Disclaimer: MongoDB employee. All opinions are my own.
"data is data, it's either valid, or it's not. That's why the schema is about the data, not about the app."
This is not true.
The objective of the overall app/system (i.e. front/back/middle/DB/storage/services etc.) is to carry out some kind of business logic. A DB schema cannot fully validate stored data against the logic.
Otherwise we wouldn't write backend code, we'd just write a bunch of schemas and be done with it.
Let's use a crude example: a password. (Of course, we would never in reality store a password as a string in the clear, but just as an example ...). When a user sets a new password, we have to validate that it meets specific requirements in terms of format, and then some others rules which are more complicated such as: "can't be the same password as the last 5".
Those 'password rules', for example, cannot be encapsulated in the schema of the DB and yet must be applied in order for the data to be 'valid' from the perspective of the app, or 'overall system'.
The DB may only care that it's UTF and max 20 chars. But the system requires more validation than that.
Re: Your statement about 'one app writing data, and the other app not knowing what to do with it'. This is not true, because all apps operating on such data must understand it data in the context of business/logic context in which it was designed. Even 3rd party users of such data, via API's, must understand this data from the level of business logic - not merely 'schema validation'.
When you query data from Google Geolocation, the 'city' field may be a valid string of a certain length, but that's not very useful: it must actually be the name of a city! Any 'app' using this data must operate with the explicit understanding that this is in fact the name of a city - and not just a string that met a DB schema validation requirement.

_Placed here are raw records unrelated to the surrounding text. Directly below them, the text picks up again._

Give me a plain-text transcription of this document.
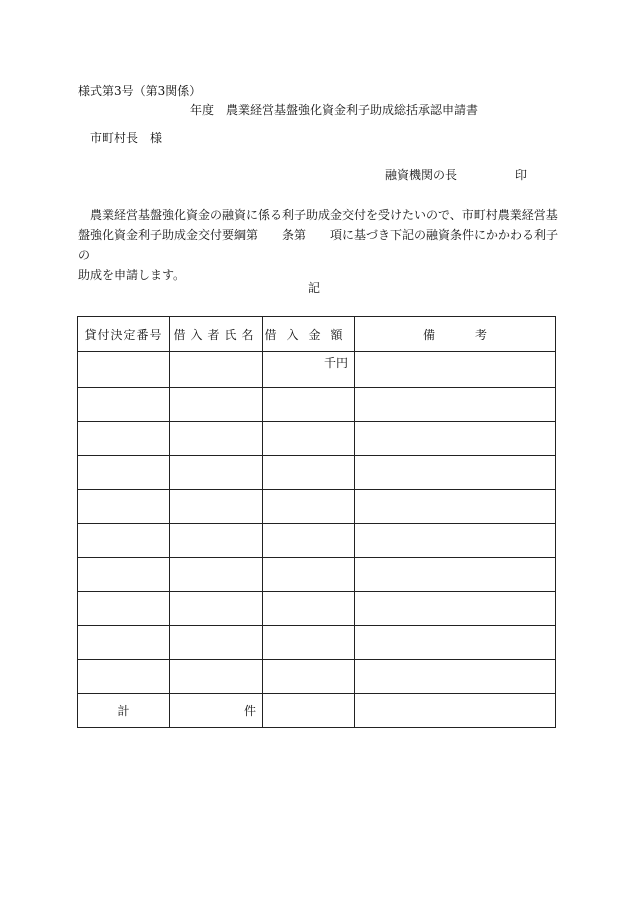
様式第3号（第3関係）
年度　農業経営基盤強化資金利子助成総括承認申請書
市町村長　様
融資機関の長	印
農業経営基盤強化資金の融資に係る利子助成金交付を受けたいので、市町村農業経営基
盤強化資金利子助成金交付要綱第　　条第　　項に基づき下記の融資条件にかかわる利子の
助成を申請します。
記
貸付決定番号	借入者氏名	借入金額	備考
		千円	

計	件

> The application layer, which ultimately contains all 'knowledge' of all aspects of the business,
Data always outlives the application. You could argue that some app + data lives on together, but then you have just poorly reimplemented what an RDBMS does for you up front.
"Applications generally can't recreate ACID properties" - why would they?
ACID and 'data validation' are generally separate issues.
Data generally has to be validated as it enters the business logic, before it gets stored in a DB. While a DB may in some cases ensure that data adheres to a schema, this usually does not fulfill all of the validation requirements.
Validation often requires examine a model beyond "is this an int?". That model needs to be self-consistent. That requires atomic movements from consistent state to consistent state.
You can do that yourself. Or let the database do it. For things where you can't express it in a database schema, sure. But you'd be surprised how far it gets you.
Edit: scheme/schema autocorrect typos corrected. Thanks!